Artificial intelligence: an existential threat to humanity? (29 September 2015)

Artificial intelligence – is it an existential threat to humanity? Is it all hype? Or is it the shape of things to come?

Artificial Intelligence is currently a hot topic. In the past year or so it has been the subject of a number of films, and has received substantial industrial investment.

At the same time, a number of prominent thinkers have issued grave warnings of its existential threat to humanity. Is artificial intelligence all hype? Or is it really a transformative technology? And should we be afraid?

In this talk Prof Shanahan will go beyond the media soundbites and discuss some of the real technological and philosophical challenges of AI.

Prof Murray Shanahan

Murray Shanahan is Professor of Cognitive Robotics in the Dept. of Computing at Imperial College London, where he heads the Neurodynamics Group.

He gained his PhD in computer science from Cambridge University (King’s College) in 1988. He took up a lectureship at Imperial College in 1998, where he became full professor in 2006.

His publications span artificial intelligence, robotics, logic, dynamical systems, computational neuroscience, and philosophy of mind.

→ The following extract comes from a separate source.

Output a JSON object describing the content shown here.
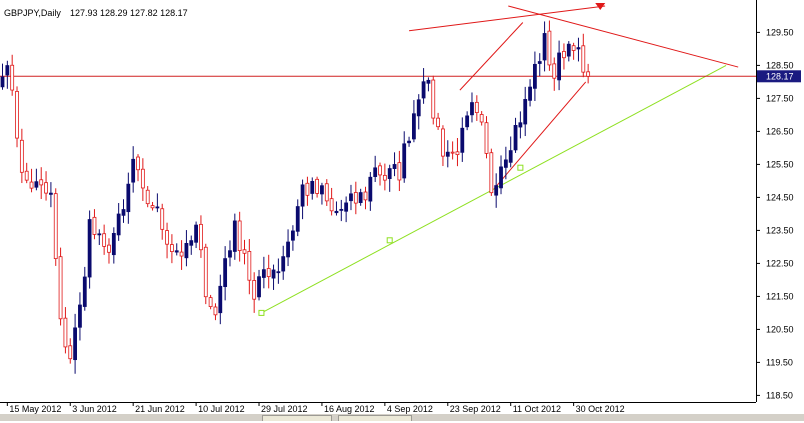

His work up to 2000 was in the tradition of classical, symbolic AI, but since then has concerned brain-inspired cognitive architectures, neurodynamics, and consciousness.

He was scientific advisor to the film ‘Ex Machina’, which was partly inspired by his book “Embodiment and the Inner Life” (OUP, 2010).

His new book “The Technological Singularity” (2015) is published by MIT Press.